Lotus to reunite sports car and EV divisions as Geely approves merger
Lotus will become a single, unified company again as parent firm Geely merges the brand’s British sports car operation with its Chinese electric vehicle business, Lotus Technology.
The two divisions have operated separately since Geely spun off Lotus Technology before its planned stock market listing in 2023.
Under the newly announced deal, Lotus Technology will buy out Geely’s 51% stake in the UK-based sports car business. This will “enable the company to integrate all businesses under the Lotus brand.”
The decision comes as premium EV makers face market challenges and growing trade tensions. Recent US tariff hikes have hit global carmakers including Geely particularly hard.
Lotus Technology was originally created to make the brand more attractive to investors. It operated as a distinct, Chinese-built EV business where Geely maintained a larger shareholding than in Lotus Cars UK. The British operation remains 49% owned by Malaysian firm Etika.

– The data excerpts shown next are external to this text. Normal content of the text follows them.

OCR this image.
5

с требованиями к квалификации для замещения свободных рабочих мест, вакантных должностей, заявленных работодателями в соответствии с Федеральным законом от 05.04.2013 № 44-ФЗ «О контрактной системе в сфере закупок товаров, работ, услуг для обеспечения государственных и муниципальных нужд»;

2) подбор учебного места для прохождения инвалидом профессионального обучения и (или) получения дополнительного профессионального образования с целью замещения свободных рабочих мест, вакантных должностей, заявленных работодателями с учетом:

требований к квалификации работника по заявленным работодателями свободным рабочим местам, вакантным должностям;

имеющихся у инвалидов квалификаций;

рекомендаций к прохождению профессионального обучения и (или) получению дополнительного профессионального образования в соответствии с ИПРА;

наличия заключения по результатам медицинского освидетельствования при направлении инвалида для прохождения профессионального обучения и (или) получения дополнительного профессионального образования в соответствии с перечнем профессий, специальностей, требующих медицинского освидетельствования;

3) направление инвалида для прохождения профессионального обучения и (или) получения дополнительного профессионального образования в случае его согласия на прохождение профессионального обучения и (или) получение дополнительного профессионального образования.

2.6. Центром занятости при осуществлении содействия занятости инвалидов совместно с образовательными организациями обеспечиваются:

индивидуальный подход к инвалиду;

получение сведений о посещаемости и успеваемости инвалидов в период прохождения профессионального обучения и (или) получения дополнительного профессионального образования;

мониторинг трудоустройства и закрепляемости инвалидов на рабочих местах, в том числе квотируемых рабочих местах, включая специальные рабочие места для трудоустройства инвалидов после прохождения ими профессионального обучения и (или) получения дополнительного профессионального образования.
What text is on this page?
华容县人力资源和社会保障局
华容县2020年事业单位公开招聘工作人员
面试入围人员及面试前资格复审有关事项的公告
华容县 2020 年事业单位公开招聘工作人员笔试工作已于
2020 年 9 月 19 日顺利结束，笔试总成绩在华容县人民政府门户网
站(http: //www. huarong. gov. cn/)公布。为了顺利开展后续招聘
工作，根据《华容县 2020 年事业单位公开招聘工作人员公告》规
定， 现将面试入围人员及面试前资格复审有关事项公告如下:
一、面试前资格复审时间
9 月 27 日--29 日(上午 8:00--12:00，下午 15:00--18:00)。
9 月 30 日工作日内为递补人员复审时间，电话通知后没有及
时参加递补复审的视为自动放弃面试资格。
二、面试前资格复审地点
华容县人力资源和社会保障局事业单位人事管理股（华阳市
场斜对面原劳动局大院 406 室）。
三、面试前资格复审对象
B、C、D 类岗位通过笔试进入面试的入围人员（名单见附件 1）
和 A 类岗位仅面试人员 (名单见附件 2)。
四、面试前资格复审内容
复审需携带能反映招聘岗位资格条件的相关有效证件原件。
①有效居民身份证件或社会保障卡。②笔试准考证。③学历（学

The exact ownership structure of the combined company hasn’t been revealed.
This restructuring aims to simplify operations and give Lotus Technology shareholders greater access to the company’s heritage-rich sports car division. Previously, Lotus Technology handled distribution of Lotus sports cars but wasn’t involved in their development or production.
“We are confident that the transaction will create substantial long-term value for our shareholders,” said Qingfeng Feng, CEO of Lotus Technology.
The merger follows struggles for both parts of the company. Lotus Technology has seen weakening demand for electric vehicles among wealthy buyers. Meanwhile, Lotus UK faces new 25% import tariffs in the United States – a key growth market for the brand.
Last week, Lotus UK announced it would cut up to 270 jobs at its Hethel factory in Norfolk, citing both American tariffs and “shifting consumer demand for sports cars.” The petrol-powered Emira hasn’t met sales expectations.
Despite these challenges, Lotus delivered 12,065 cars globally in 2024 – a 70% increase year-on-year.
The company forecasts more modest 20% growth for 2025, with China expected to represent a growing share of customers. Chinese buyers accounted for 25% of total sales in 2024.
In Europe, Lotus faces additional hurdles. The EU has raised tariffs on Chinese-made electric vehicles, adding up to 29% to import costs in Geely’s case – a significant setback for a brand trying to expand its EV presence across the continent.
Responding to cooling interest in pure electric models, Lotus plans to introduce petrol-engined range-extender versions of its EV lineup from 2026. This strategy aims to bridge the gap between traditional performance customers and newer electric buyers.
The merger should position Lotus more competitively globally, allowing it to better use its brand heritage while adapting to the changing demands of a complex, multi-market EV landscape.